Actually, at closer look I see a lot of the text is part of an HTML attribute element (it’s the article content text but maybe that get filtered/excluded when creating the index?) and not pure text … and that af_readability maybe did not catch the actual more cleaner HTML content part of the page.

The page in question is: Bandai Namco predstavio svoj Gamescom 2018 lineup | GoodGame.hr

i think it calls strip_tags() which might mangle the content, you can easily test it yourself, add print($params[":ts_content"]) somewhere before statement execute

if that one looks correct you can try running to_tsvector() yourself from postgresql console

that’s normal, readability is 100% guesswork. it doesn’t work all the time.

While guesswork indeed I do feel it’s failed me quite often recently, even on what seem to be pretty stock wordpress sites. Now there’s likely a 100 reasons of what could go wrong, though are there any plugin alternatives to test that’s not all outdated these days? I had a look at the plugin page but nothing popped my eyes as being a real/different alternative.

i have just recently replaced it with the updated one, which works a lot better for me

the one in trunk currently i think is the only uptodate implementation for php

Interesting, in that case I’ll try to pull that down and update my copy.
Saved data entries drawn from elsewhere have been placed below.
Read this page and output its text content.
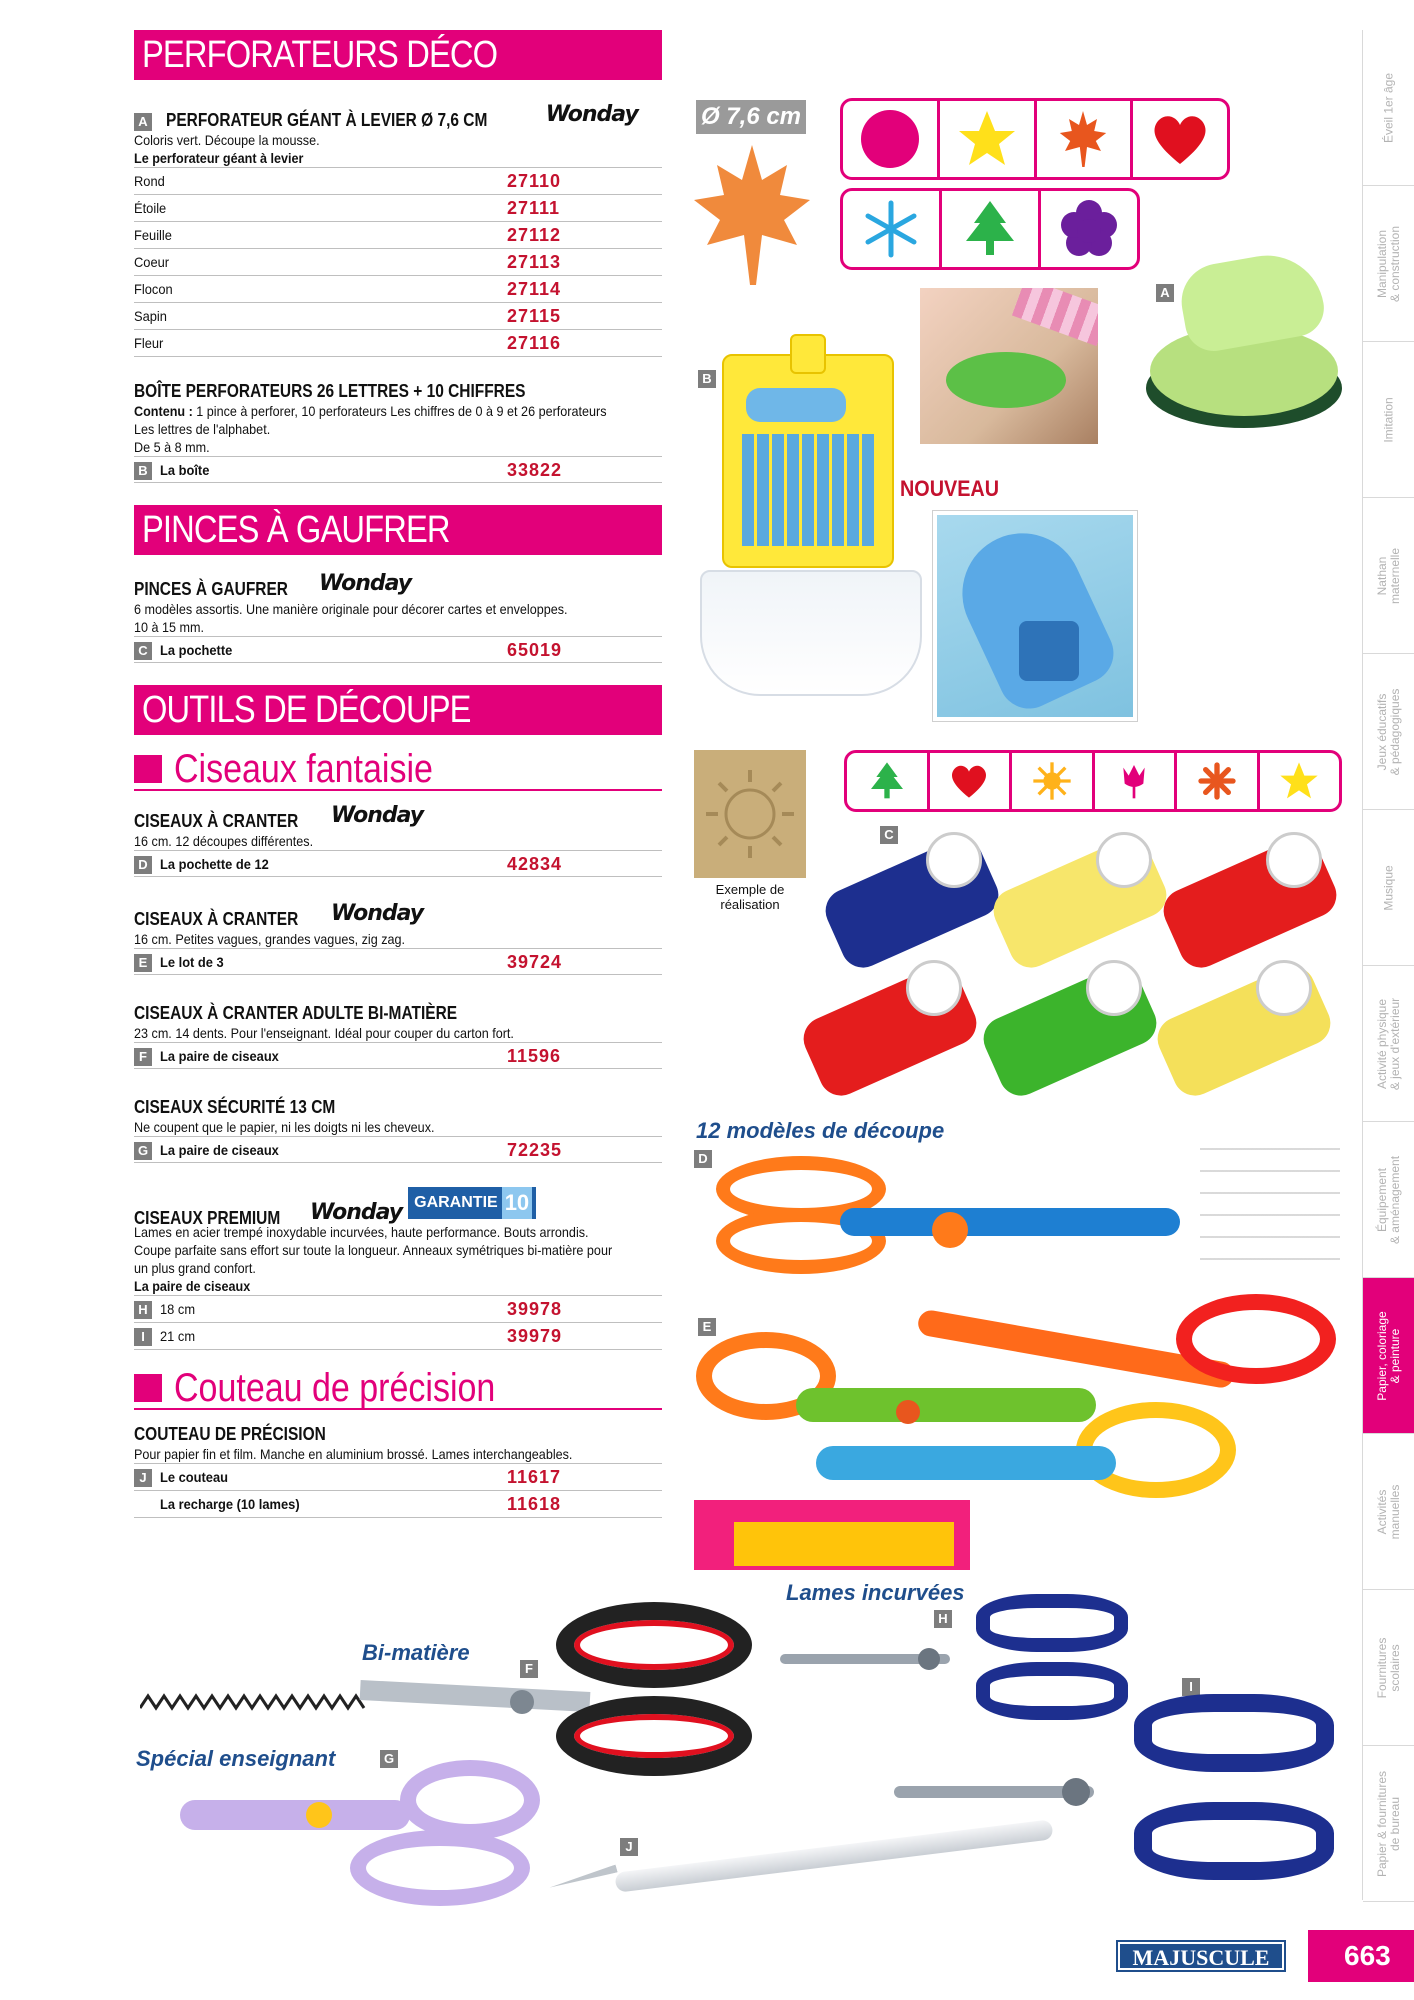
PERFORATEURS DÉCO
A PERFORATEUR GÉANT À LEVIER Ø 7,6 CM	Wonday
Coloris vert. Découpe la mousse.
Le perforateur géant à levier
Rond	27110
Étoile	27111
Feuille	27112
Coeur	27113
Flocon	27114
Sapin	27115
Fleur	27116
BOÎTE PERFORATEURS 26 LETTRES + 10 CHIFFRES
Contenu : 1 pince à perforer, 10 perforateurs Les chiffres de 0 à 9 et 26 perforateurs
Les lettres de l'alphabet.
De 5 à 8 mm.
B La boîte	33822
PINCES À GAUFRER
PINCES À GAUFRER Wonday
6 modèles assortis. Une manière originale pour décorer cartes et enveloppes.
10 à 15 mm.
C La pochette	65019
OUTILS DE DÉCOUPE
Ciseaux fantaisie
CISEAUX À CRANTER Wonday
16 cm. 12 découpes différentes.
D La pochette de 12	42834
CISEAUX À CRANTER Wonday
16 cm. Petites vagues, grandes vagues, zig zag.
E Le lot de 3	39724
CISEAUX À CRANTER ADULTE BI-MATIÈRE
23 cm. 14 dents. Pour l'enseignant. Idéal pour couper du carton fort.
F La paire de ciseaux	11596
CISEAUX SÉCURITÉ 13 CM
Ne coupent que le papier, ni les doigts ni les cheveux.
G La paire de ciseaux	72235
CISEAUX PREMIUM Wonday GARANTIE 10
Lames en acier trempé inoxydable incurvées, haute performance. Bouts arrondis.
Coupe parfaite sans effort sur toute la longueur. Anneaux symétriques bi-matière pour
un plus grand confort.
La paire de ciseaux
H 18 cm	39978
I	21 cm	39979
Couteau de précision
COUTEAU DE PRÉCISION
Pour papier fin et film. Manche en aluminium brossé. Lames interchangeables.
J Le couteau	11617
La recharge (10 lames)	11618
Ø 7,6 cm
A
B
NOUVEAU
Exemple de
réalisation
C
12 modèles de découpe
D
E
Lames incurvées
H
I
Bi-matière
F
Spécial enseignant	G
J
Éveil 1er âge
Manipulation
& construction
Imitation
Nathan
maternelle
Jeux éducatifs
& pédagogiques
Musique
Activité physique
& jeux d'extérieur
Équipement
& aménagement
Papier, coloriage
& peinture
Activités
manuelles
Fournitures
scolaires
Papier & fournitures
de bureau
MAJUSCULE	663
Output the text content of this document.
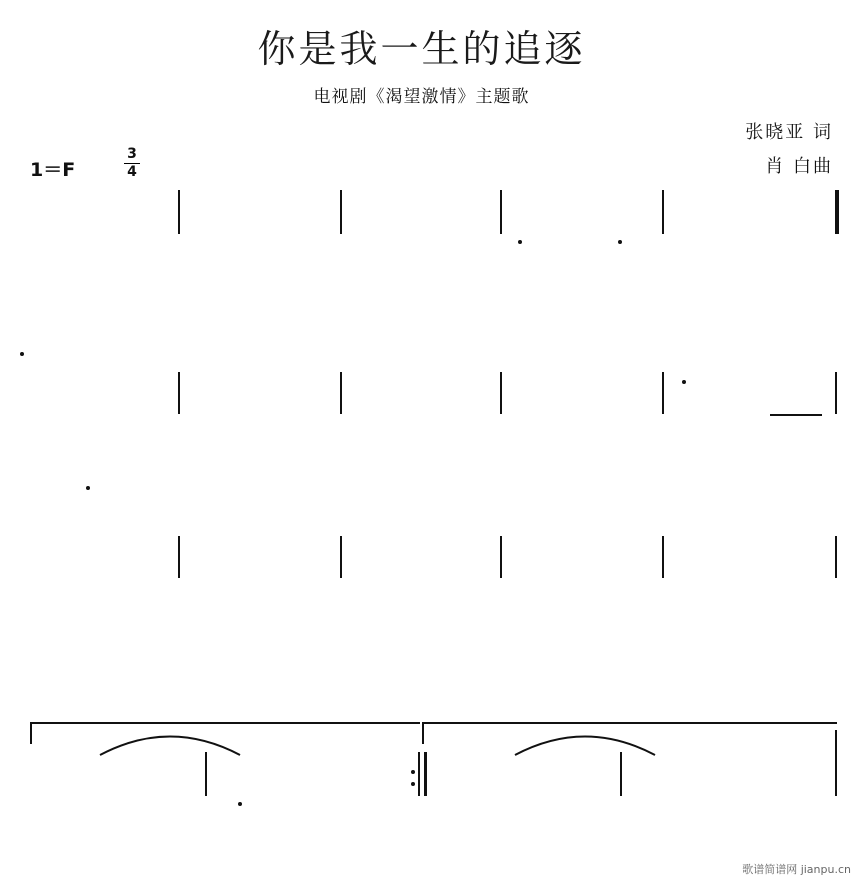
你是我一生的追逐
电视剧《渴望激情》主题歌
张晓亚 词
肖 白曲
1＝F
3
4
歌谱简谱网 jianpu.cn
Thank you fox.

well “recently” is more like a month ago

https://git.tt-rss.org/fox/tt-rss/src/master/vendor/andreskrey

I’ve a few custom tweaks so always fear updates :slight_smile: but pulled down all the latest files as to check if the readability updates done works better.

Update: debugging a lot of “42 Callback aborted [301]” on most feeds at the moment. Maybe I forgot something a file. Hopefully nothing too crazy. -> Seems I forgot the new MAX_CACHE_FILE_SIZE and MAX_DOWNLOAD_FILE_SIZE in functions.php, things back to normal again.

ah the joys of maintaining a fork. i know this feel all too well. :sob: